Benjamin Franklin held people in slavery his entire adult life.

This shocked me. I knew about the slaves of Jefferson and Washington, but Ben Franklin? I loved Franklin, I adored him. How could he own slaves? This rocked me to my core. I realized that I did not understand the extent of slavery in colonial America. I spent years rummaging through archives, visiting museums, and pestering historians with relentless questions.

In the beginning I was disillusioned and disheartened. I am a proud and patriotic American and I could not reconcile my love of country and admiration for the Founding Fathers with the fact that so many of 
them owned people who had been kidnapped from their homes in Africa, or were descended from people who had been kidnapped.

Because it wasn’t just Franklin. Ten of our first twelve presidents owned slaves, the notable exceptions being John Adams and his son, John Quincy Adams. Interestingly, Abigail Adams grew up in a slave-owning household. Her father, Rev. William Smith, owned at least two African Americans: Pheby and 
Tom. Aaron Burr was a slave owner, as were generals Philip Schuyler and Horatio Gates, first chief justice of the United States John Jay, the famous artist Charles Willson Peale, and one-third of the members of the Continental Congress.

In 1776, while the rhetoric of freedom and liberty was thick in the air of Boston, Providence, New York, Albany, Baltimore, Philadelphia, Williamsburg, and Charleston, fully 20 percent of the population of the newly christened United American States — one in five — were owned as property and sold like 
cattle. Uncovering this bewildered me and made me sick to my stomach.

As I researched I began to hear my main character, Isabel, whispering to me. She was chained between two nations. The British promised freedom to any slave who fled to British lines, with one exception — slaves owned by Loyalists would be returned to their owners. The Patriots talked a good game about freedom, but few were willing to extend that inalienable right to people of color.

Isabel is the heart of America, yearning for the promise of our Revolution, but attacked at every turn by hatred and ignorance. She is the property of wealthy Loyalists in New York City, watching as Washington’s troops falter and the city is turned into a stronghold of the Crown. Isabel must negotiate the daily chores of a slave, the challenges of a shifting political landscape, and the dangers of a battle 
zone. Above all, she must find a way to rescue her little sister, who was sold away from her.

Working on this book eventually made me hopeful. My melancholy about the poisonous effects of slavery lifted as I understood that people like Isabel and her friend Curzon were the real Americans, the quiet ones who fought battles every day and grew stronger in the face of resistance. They were willing to risk everything for liberty, knowing that it is better to die fighting than to live in chains. But it is best to live free, in a world where we are all valued, in the world that our Founding Fathers and Mothers dreamed of, even if they weren’t brave enough to make the journey in their lifetimes.

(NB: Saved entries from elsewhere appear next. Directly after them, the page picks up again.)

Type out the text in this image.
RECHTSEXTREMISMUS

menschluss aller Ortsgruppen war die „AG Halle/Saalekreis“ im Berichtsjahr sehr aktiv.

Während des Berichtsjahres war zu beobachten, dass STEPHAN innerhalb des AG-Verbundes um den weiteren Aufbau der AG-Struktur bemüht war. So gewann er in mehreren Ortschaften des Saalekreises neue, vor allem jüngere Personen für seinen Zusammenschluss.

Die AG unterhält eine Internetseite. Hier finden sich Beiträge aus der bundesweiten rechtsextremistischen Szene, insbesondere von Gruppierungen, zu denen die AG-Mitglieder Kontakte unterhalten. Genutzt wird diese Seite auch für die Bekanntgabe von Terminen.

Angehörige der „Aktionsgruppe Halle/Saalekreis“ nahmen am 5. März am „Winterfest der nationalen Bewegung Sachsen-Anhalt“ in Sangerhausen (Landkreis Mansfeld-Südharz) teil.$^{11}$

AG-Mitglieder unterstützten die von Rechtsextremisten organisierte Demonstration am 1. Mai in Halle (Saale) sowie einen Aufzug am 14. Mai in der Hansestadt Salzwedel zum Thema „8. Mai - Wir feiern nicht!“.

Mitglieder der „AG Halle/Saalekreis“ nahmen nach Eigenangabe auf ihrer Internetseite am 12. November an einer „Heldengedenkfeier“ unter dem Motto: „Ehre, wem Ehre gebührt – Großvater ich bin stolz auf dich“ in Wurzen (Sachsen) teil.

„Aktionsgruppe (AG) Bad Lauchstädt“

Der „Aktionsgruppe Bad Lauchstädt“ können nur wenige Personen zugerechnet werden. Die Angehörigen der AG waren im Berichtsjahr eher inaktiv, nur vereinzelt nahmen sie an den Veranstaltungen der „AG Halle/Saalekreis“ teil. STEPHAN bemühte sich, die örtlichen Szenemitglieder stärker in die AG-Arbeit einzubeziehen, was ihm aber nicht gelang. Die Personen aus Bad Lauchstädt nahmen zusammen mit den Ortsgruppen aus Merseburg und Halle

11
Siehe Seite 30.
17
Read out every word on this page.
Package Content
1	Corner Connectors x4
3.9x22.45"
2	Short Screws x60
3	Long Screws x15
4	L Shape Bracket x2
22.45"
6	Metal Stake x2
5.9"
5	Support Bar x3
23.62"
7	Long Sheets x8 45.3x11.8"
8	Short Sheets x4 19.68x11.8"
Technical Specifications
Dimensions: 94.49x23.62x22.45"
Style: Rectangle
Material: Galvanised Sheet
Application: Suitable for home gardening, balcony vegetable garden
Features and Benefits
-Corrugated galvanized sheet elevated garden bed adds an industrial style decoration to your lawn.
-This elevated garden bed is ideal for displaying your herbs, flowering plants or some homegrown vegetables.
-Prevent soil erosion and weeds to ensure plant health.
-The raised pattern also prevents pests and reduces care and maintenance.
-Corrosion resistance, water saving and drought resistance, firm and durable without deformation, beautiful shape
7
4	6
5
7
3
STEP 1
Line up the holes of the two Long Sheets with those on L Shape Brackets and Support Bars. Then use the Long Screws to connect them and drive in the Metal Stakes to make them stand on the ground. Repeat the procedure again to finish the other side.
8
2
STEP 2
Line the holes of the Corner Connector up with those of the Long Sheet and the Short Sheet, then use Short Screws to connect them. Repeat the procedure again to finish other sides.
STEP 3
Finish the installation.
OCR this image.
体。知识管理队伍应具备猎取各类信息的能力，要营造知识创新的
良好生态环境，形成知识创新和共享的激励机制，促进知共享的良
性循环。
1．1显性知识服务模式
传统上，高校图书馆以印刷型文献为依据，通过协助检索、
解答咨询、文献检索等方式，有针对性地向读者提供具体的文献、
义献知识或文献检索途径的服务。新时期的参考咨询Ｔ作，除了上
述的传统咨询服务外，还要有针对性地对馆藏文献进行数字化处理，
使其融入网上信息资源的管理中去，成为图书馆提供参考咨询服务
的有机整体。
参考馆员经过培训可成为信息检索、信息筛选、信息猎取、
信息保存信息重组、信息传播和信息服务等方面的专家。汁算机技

Slavery affects all Americans today, regardless of ethnic background, or how long our families have lived here. Slavery is the elephant in our country’s living room. It won’t go away until we acknowledge, understand, and deal with it.

I hope that Isabel’s story will help young readers break free of the chains of ignorance and misunderstanding. I pray they will be strong enough to move our country forward to empathy and healing, and finally allow America to fulfill the precious dream of liberty and justice for all.